Why is ‘pure polymorphism’ preferable over using RTTI?

An interface describes what one needs to know in order to interact in a given situation in code. Once you extend the interface with “your entire type hierarchy”, your interface “surface area” becomes huge, which makes reasoning about it harder.

As an example, your “poke adjacent oranges” means that I, as a 3rd party, cannot emulate being an orange! You privately declared an orange type, then use RTTI to make your code behave special when interacting with that type. If I want to “be orange”, I must be within your private garden.

Now everyone who couples with “orangeness” couples with your entire orange type, and implicitly with your entire private garden, instead of with a defined interface.

While at first glance this looks like a great way to extend the limited interface without having to change all clients (adding am_I_orange), what tends to happen instead is it ossifies the code base, and prevents further extension. The special orangeness becomes inherent to the functioning of the system, and prevents you from creating a “tangerine” replacement for orange that is implemented differently and maybe removes a dependency or solves some other problem elegantly.

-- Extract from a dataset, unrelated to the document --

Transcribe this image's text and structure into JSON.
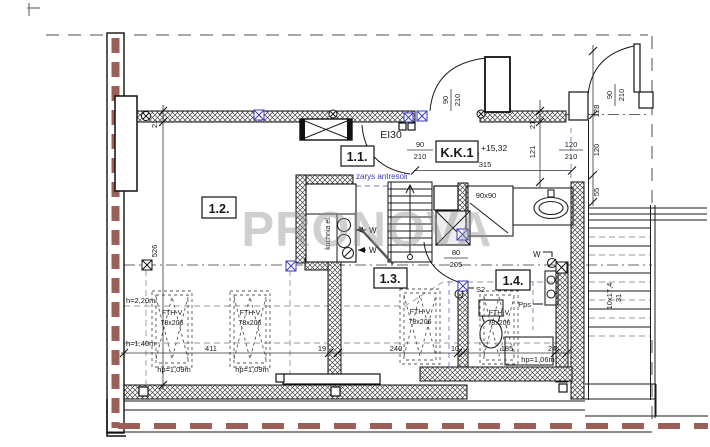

This does mean your interface has to be sufficient to solve your problem. From that perspective, why do you need to only poke oranges, and if so why was orangeness unavailable in the interface? If you need some fuzzy set of tags that can be added ad-hoc, you could add that to your type:

class node_base {
  public:
    bool has_tag(tag_name);

This provides a similar massive broadening of your interface from narrowly specified to broad tag-based. Except instead of doing it through RTTI and implementation details (aka, “how are you implemented? With the orange type? Ok you pass.”), it does so with something easily emulated through a completely different implementation.

This can even be extended to dynamic methods, if you need that. “Do you support being Foo’d with arguments Baz, Tom and Alice? Ok, Fooing you.” In a big sense, this is less intrusive than a dynamic cast to get at the fact the other object is a type you know.

Now tangerine objects can have the orange tag and play along, while being implementation-decoupled.

It can still lead to a huge mess, but it is at least a mess of messages and data, not implementation hierarchies.

Abstraction is a game of decoupling and hiding irrelevancies. It makes code easier to reason about locally. RTTI is boring a hole straight through the abstraction into implementation details. This can make solving a problem easier, but it has the cost of locking you into one specific implementation really easily.